日本人得意の玉虫色決着で終わった本件、なぜ・誰が玉虫色の決着でメリットを得るのか、と考えて行くと、やはりまだ痛い腹を探られたくないグループが存在し、腹を探りまくっていたガイジン経営者を排除したかった、と考えるとスムーズにオリンパス事件全体が流れるような気がしました。

このメインバンクの旧大阪方はバブル期に「向こう傷を恐れるな」と大号令をかけて、大阪の繊維商社を舞台に、反社会的勢力等とも絡み、大きな向こう傷を負っていますね。

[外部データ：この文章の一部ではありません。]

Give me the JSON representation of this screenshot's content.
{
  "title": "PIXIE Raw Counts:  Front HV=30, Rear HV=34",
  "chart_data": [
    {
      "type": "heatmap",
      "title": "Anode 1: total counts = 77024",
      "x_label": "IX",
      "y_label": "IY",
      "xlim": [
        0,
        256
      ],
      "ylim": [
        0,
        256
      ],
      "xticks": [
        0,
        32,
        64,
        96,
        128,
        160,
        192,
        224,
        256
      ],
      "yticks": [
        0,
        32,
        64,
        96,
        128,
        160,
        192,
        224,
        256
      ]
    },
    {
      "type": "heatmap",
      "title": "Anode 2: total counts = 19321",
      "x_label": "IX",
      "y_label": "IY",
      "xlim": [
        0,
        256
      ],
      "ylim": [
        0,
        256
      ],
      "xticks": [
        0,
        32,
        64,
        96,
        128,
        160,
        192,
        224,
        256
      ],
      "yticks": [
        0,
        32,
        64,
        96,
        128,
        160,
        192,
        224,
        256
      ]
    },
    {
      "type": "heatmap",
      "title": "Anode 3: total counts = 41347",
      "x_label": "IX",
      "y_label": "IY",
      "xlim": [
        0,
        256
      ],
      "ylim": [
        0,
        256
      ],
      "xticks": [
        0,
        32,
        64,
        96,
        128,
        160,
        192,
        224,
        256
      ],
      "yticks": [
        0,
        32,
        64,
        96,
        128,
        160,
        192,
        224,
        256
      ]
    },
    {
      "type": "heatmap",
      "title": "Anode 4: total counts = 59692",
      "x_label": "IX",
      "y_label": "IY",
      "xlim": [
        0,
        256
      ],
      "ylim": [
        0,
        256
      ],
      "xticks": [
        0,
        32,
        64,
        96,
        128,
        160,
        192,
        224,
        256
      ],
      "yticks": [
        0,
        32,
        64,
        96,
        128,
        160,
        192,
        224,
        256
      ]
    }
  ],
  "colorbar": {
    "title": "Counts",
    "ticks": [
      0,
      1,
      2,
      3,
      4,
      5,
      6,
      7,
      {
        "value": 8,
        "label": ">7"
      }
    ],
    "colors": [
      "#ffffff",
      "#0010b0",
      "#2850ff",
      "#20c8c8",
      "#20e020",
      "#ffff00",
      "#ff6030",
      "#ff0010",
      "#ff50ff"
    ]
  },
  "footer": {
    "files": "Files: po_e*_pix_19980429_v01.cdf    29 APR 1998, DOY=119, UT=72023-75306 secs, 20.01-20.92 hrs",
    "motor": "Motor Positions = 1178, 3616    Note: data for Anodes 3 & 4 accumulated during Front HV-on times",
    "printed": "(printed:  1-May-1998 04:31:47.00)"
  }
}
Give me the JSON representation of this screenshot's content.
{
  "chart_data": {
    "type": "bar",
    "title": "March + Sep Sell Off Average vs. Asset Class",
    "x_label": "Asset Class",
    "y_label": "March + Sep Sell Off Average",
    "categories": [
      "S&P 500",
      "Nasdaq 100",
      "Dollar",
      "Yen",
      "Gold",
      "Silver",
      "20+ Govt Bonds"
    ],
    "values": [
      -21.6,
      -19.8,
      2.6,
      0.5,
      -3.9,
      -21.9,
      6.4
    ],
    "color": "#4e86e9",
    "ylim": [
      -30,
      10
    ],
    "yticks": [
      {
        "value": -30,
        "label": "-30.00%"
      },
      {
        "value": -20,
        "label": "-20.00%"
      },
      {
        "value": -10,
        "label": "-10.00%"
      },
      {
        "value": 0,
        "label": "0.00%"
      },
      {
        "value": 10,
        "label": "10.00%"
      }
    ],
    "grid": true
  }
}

この本では、メインバンク、持ち合いの日本株主などの「もたれあい、事なかれ主義、秘密主義」の日本人と「民主的で、高潔で、やさしさと思いやりにあふれた世界に属する」日本人が登場します。残念ながら前者の力が大きかったようでした。

この構図は東日本大震災・福島原発においても見られたように思います。

『二重人格国家・日本』(と私が勝手に呼んでいます)がここにあり、本件は日本人の二重人格性が如実に表れていると思います。

同じ過ちを繰り返さないために、一個人が出来ることは何でしょう?「清き一票」を投じるほかありませんが、「民主的で、高潔で、やさしさと思いやりにあふれた世界に属する」日本人が「もたれあい、事なかれ主義、秘密主義」の日本人をリーダーに選出してしまっている、という事実も頭が痛いものです。

曖昧にせず、徹底的に物事を議論する、そんなところから初めていかなければ、いつまでたっても事なかれ主義は続きそうです。